Melville must have swooned. Nearly as much as in This Gun for Hire or The Asphalt Jungle, one can sense a wellspring for the great French director in the first 15 minutes of Hubert Cornfield's Plunder Road. A nearly wordless, sartorially attentive and process oriented train heist taking place entirely in the rain and snipped at from a variety of viewpoints, this opening sequence (gobbling up roughly a quarter of the total running time) not only looks forward to the later abstract Melville's, but glances back a year as well; it's almost impossible to not be struck by protagonist Gene Raymond's Bob le Flambeur-like aura during his introduction: pensive, middle-aged, pale haired, a perfect gentleman with a "real hood's face". Actually, we can't ever know if Melville saw Road or not, but I'm not sure that it matters; this was 1957, and noir iconography at this point had already started to empty itself out and take a half step towards the kind of ghost imagery that Melville would shape to his own extreme and eccentric end. The spiritual union is there if nothing else.
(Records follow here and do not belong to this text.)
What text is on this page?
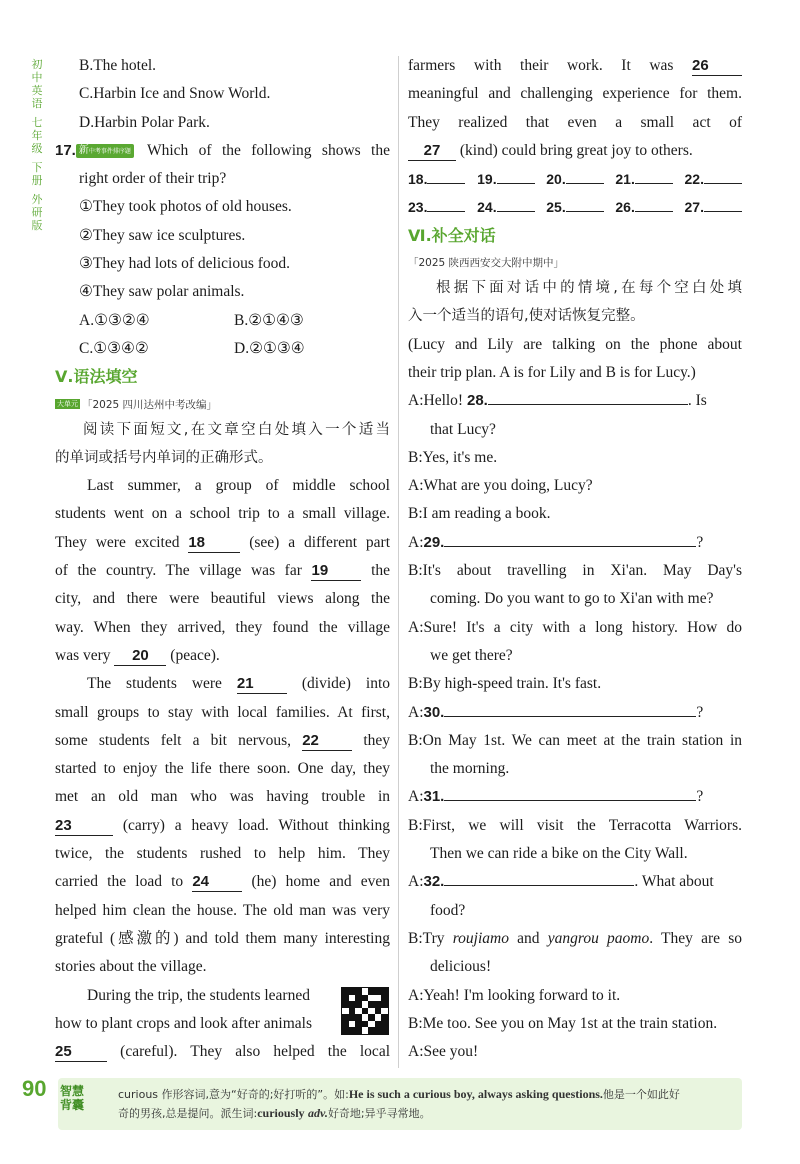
初中英语
七年级
下册
外研版
B.The hotel.
C.Harbin Ice and Snow World.
D.Harbin Polar Park.
17. 新中考事件排序题 Which of the following shows the
right order of their trip?
①They took photos of old houses.
②They saw ice sculptures.
③They had lots of delicious food.
④They saw polar animals.
A.①③②④	B.②①④③
C.①③④②	D.②①③④
Ⅴ.语法填空
大单元 「2025 四川达州中考改编」
阅读下面短文,在文章空白处填入一个适当
的单词或括号内单词的正确形式。
Last summer, a group of middle school
students went on a school trip to a small village.
They were excited 18	(see) a different part
of the country. The village was far 19	the
city, and there were beautiful views along the
way. When they arrived, they found the village
was very 20 (peace).
The students were 21	(divide) into
small groups to stay with local families. At first,
some students felt a bit nervous, 22	they
started to enjoy the life there soon. One day, they
met an old man who was having trouble in
23	(carry) a heavy load. Without thinking
twice, the students rushed to help him. They
carried the load to 24	(he) home and even
helped him clean the house. The old man was very
grateful (感激的) and told them many interesting
stories about the village.
During the trip, the students learned
how to plant crops and look after animals
25	(careful). They also helped the local
farmers with their work. It was 26
meaningful and challenging experience for them.
They realized that even a small act of
27 (kind) could bring great joy to others.
18.	19.	20.	21.	22.
23.	24.	25.	26.	27.
Ⅵ.补全对话
「2025 陕西西安交大附中期中」
根据下面对话中的情境,在每个空白处填
入一个适当的语句,使对话恢复完整。
(Lucy and Lily are talking on the phone about
their trip plan. A is for Lily and B is for Lucy.)
A:Hello! 28.	. Is
that Lucy?
B:Yes, it's me.
A:What are you doing, Lucy?
B:I am reading a book.
A:29.	?
B:It's about travelling in Xi'an. May Day's
coming. Do you want to go to Xi'an with me?
A:Sure! It's a city with a long history. How do
we get there?
B:By high-speed train. It's fast.
A:30.	?
B:On May 1st. We can meet at the train station in
the morning.
A:31.	?
B:First, we will visit the Terracotta Warriors.
Then we can ride a bike on the City Wall.
A:32.	. What about
food?
B:Try roujiamo and yangrou paomo. They are so
delicious!
A:Yeah! I'm looking forward to it.
B:Me too. See you on May 1st at the train station.
A:See you!
90 智慧背囊
curious 作形容词,意为“好奇的;好打听的”。如:He is such a curious boy, always asking questions.他是一个如此好
奇的男孩,总是提问。派生词:curiously adv.好奇地;异乎寻常地。
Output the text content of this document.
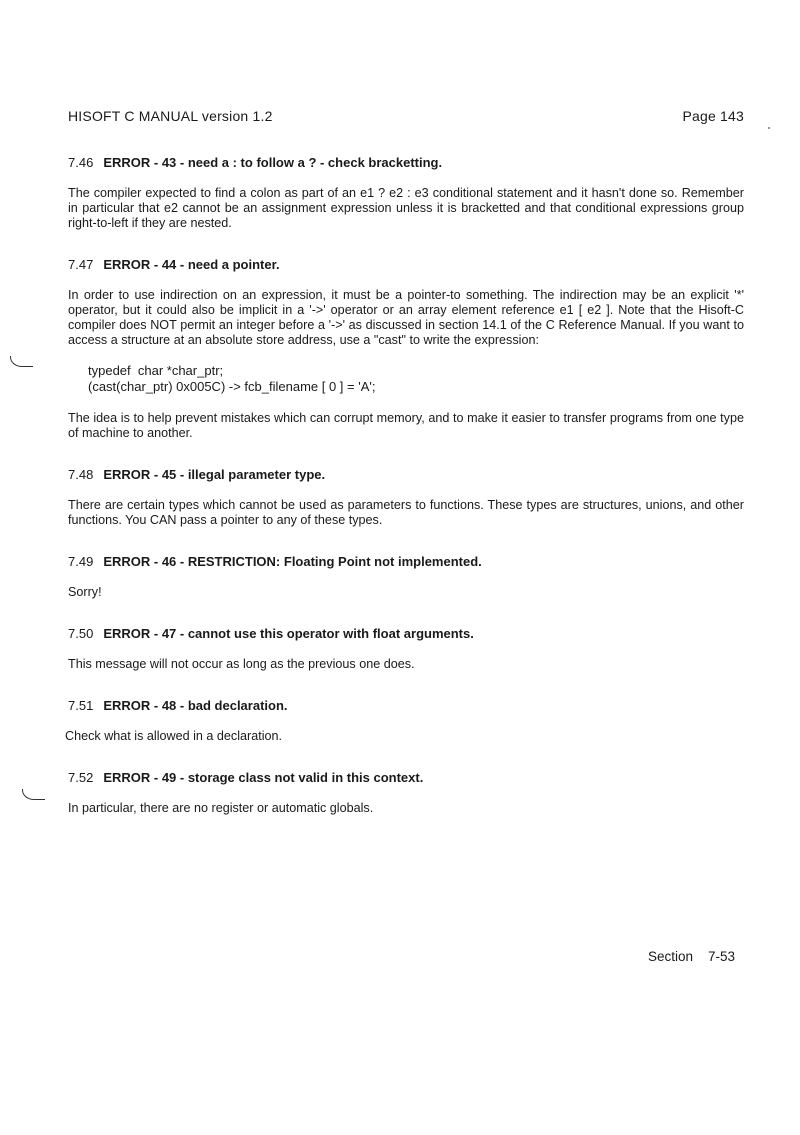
HISOFT C MANUAL version 1.2	Page 143
7.46 ERROR - 43 - need a : to follow a ? - check bracketting.
The compiler expected to find a colon as part of an e1 ? e2 : e3 conditional statement and it hasn't done so. Remember in particular that e2 cannot be an assignment expression unless it is bracketted and that conditional expressions group right-to-left if they are nested.
7.47 ERROR - 44 - need a pointer.
In order to use indirection on an expression, it must be a pointer-to something. The indirection may be an explicit '*' operator, but it could also be implicit in a '->' operator or an array element reference e1 [ e2 ]. Note that the Hisoft-C compiler does NOT permit an integer before a '->' as discussed in section 14.1 of the C Reference Manual. If you want to access a structure at an absolute store address, use a "cast" to write the expression:
typedef  char *char_ptr;
(cast(char_ptr) 0x005C) -> fcb_filename [ 0 ] = 'A';
The idea is to help prevent mistakes which can corrupt memory, and to make it easier to transfer programs from one type of machine to another.
7.48 ERROR - 45 - illegal parameter type.
There are certain types which cannot be used as parameters to functions. These types are structures, unions, and other functions. You CAN pass a pointer to any of these types.
7.49 ERROR - 46 - RESTRICTION: Floating Point not implemented.
Sorry!
7.50 ERROR - 47 - cannot use this operator with float arguments.
This message will not occur as long as the previous one does.
7.51 ERROR - 48 - bad declaration.
Check what is allowed in a declaration.
7.52 ERROR - 49 - storage class not valid in this context.
In particular, there are no register or automatic globals.
Section 7-53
Not that this opening is without its own eccentricity; indeed, part of its brilliance (and I would without any intended hyperbole deem it one of the great marvels of the 50s American B cinema) is the indefinable rhythm that it creates through a fundamental motional clash: fleet, exemplary action editing applied to images and movements of great physical weight. Cuts slam back and forth continuously between careful men, cumbersome machines and sensitive mechanisms; the object of the heist is a cache of gold bricks that can only be moved by crane and many guiding hands. And lording over all in this sequence is the rain, which sharpens the contrast in both directions: as a dynamic visual presence that adds an instant vivid force to the decoupage while simultaneously acting as yet another factor responsible for further weighing down of the bodies in frame.  Almost certainly a matter of budgetary restraint, the film's approach to depicting its rain actually doubles down on this central clash, very clearly using a rain machine at times, and clearly using some scratch or pencil technique committed directly to the emulsion at others. The difference between these two methods is the difference between a biting realism and a frenzied Brakhagian rush, or the difference between muddy bootstraps and the electric consciousness that carries them.